XIV LEGISLATURA

PROGETTO DI LEGGE - N. 151




        Onorevoli Colleghi! - Sin dal 1940-1950 lo Stato consente la vendita al pubblico di tabacchi anche attraverso la posa di distributori automatici presso gestori di rivendite e titolari di patentini. E' cosa nota che fino agli anni sessanta-settanta il consumo di tabacco è aumentato tra la popolazione. Per tale motivo, lo Stato già nel 1962 iniziò a porre dei limiti al fumo di sigarette vietando qualsiasi forma di pubblicità delle case produttrici. Occorre aspettare sino al 1975, sotto la spinta della campagna di sensibilizzazione di associazioni operanti nel settore, per avere vere e proprie proibizioni ai consumatori che coincidono con il divieto di fumare nelle scuole, nei cinema, nelle biblioteche, sui mezzi pubblici, eccetera. Da ultimo si ricorda che la direttiva del Presidente del Consiglio di ministri 14 dicembre 1995, pubblicata nella Gazzetta Ufficiale n. 11 del 15 gennaio 1996, vieta di fumare in tutti i locali utilizzabili a qualunque titolo dalla pubblica amministrazione e dalle aziende pubbliche, nonchè dai privati esercenti servizi pubblici.
        Nonostante gli accorgimenti fin qui adottati nonchè l'evoluzione del costume, sempre più consapevole dei danni provocati ai fumatori, esistono ancora oggi contraddizioni e lacune nell'ambito della tutela del diritto alla salute del cittadino.
        L'analisi statistica del fenomeno del fumo, purtroppo, conferma l'inadeguatezza dell'azione sin qui svolta. Nel mondo i fumatori sono un miliardo e 200 milioni, in Italia sono 12 milioni, di cui oltre il 40 per cento ha un'età compresa fra i 25 e i 53 anni, ed un'alta percentuale non indifferente è costituita da fumatori poco più che bambini.

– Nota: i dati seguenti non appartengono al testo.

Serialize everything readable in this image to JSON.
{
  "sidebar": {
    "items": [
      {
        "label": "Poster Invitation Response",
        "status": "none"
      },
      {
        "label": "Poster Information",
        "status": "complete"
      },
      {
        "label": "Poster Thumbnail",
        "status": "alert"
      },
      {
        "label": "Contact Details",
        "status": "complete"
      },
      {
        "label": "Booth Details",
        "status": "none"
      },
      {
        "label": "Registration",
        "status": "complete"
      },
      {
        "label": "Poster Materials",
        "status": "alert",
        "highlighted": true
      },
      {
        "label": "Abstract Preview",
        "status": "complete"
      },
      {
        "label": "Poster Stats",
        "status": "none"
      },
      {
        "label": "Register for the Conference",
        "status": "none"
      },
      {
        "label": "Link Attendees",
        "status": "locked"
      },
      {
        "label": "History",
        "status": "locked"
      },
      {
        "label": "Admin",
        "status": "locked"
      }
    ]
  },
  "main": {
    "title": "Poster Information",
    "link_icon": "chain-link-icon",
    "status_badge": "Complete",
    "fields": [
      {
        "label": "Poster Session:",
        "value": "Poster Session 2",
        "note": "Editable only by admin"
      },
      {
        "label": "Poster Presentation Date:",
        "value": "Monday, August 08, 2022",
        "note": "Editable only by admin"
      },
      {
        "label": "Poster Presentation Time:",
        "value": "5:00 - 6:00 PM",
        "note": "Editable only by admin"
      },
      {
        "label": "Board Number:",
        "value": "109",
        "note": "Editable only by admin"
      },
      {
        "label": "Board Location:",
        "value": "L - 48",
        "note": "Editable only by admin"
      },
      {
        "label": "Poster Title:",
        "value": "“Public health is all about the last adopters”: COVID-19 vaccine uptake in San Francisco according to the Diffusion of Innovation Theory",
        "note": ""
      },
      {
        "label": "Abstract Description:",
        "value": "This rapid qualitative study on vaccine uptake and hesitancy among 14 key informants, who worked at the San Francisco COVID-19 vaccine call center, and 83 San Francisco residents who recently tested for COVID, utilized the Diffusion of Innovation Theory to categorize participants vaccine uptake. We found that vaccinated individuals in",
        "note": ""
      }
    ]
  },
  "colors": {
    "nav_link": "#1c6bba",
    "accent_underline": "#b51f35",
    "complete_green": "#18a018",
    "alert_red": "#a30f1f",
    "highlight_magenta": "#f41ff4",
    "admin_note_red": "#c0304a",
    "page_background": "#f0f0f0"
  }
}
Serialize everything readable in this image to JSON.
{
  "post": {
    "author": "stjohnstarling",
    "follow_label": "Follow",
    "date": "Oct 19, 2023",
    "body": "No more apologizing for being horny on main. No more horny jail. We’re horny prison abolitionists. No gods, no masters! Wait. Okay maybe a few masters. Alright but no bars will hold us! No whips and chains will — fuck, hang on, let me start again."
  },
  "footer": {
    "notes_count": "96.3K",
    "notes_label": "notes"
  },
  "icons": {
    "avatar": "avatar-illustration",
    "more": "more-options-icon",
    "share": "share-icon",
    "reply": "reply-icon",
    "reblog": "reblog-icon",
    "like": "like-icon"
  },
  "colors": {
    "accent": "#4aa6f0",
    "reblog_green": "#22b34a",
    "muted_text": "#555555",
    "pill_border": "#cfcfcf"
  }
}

        L'indagine multiscopo sulle famiglie del 1995, condotta dall'Istituto nazionale di statistica, dimostra che il consumo di tabacco è aumentato nell'arco di un solo anno, quello di riferimento 1994-1995, soprattutto nelle classi più giovani, quelle comprese tra i 15 e i 24 anni di età, di entrambi i sessi (7,9 per cento nei maschi e 3,8 per cento nelle femmine). Lo studio denuncia, inoltre, che il preoccupante incremento del fumo nelle giovani generazioni riflette l'assenza di interventi, organizzati e strutturati, a livello legislativo e di sanità pubblica.
        Nonostante la sensibilizzazione dell'opinione pubblica sulle conseguenze dannose del fumo (finanche ricordate sui singoli pacchetti di sigarette), evidentemente le campagne educative non sono sufficienti finchè restano l'unico mezzo adottato, e soprattutto non riescono ad arrivare alla fascia sociale degli adolescenti incline invece a sottostare alle logiche di costume.
        Il fenomeno viene ulteriormente accentuato dal ritorno in voga dei distributori automatici di sigarette. Il distributore automatico è utilizzato dal giovane per eludere quel controllo diversamente previsto per l'esercente alla vendita diretta, che si ricorda deve rispettare l'articolo 730 del codice penale "(...) Soggiace all'ammenda (...) colui che vende (...) a persona minore degli anni quattordici". Quindi il distributore automatico di sigarette facilita il minore nell'approvvigionamento del tabacco. La facilità dei minori di procurarsi sigarette attraverso gli appositi distributori automatici è comprovata da appositi studi condotti negli Stati Uniti, dai quali si evince che gli stessi distributori costituiscono la causa principale degli incrementi del consumo da parte dei minori. Da qui l'esigenza, sottolineata dalla presente proposta di legge, di controllare il fenomeno attraverso l'omologazione di macchine distributrici atte a evitare l'uso delle stesse da parte dei minori di anni 16.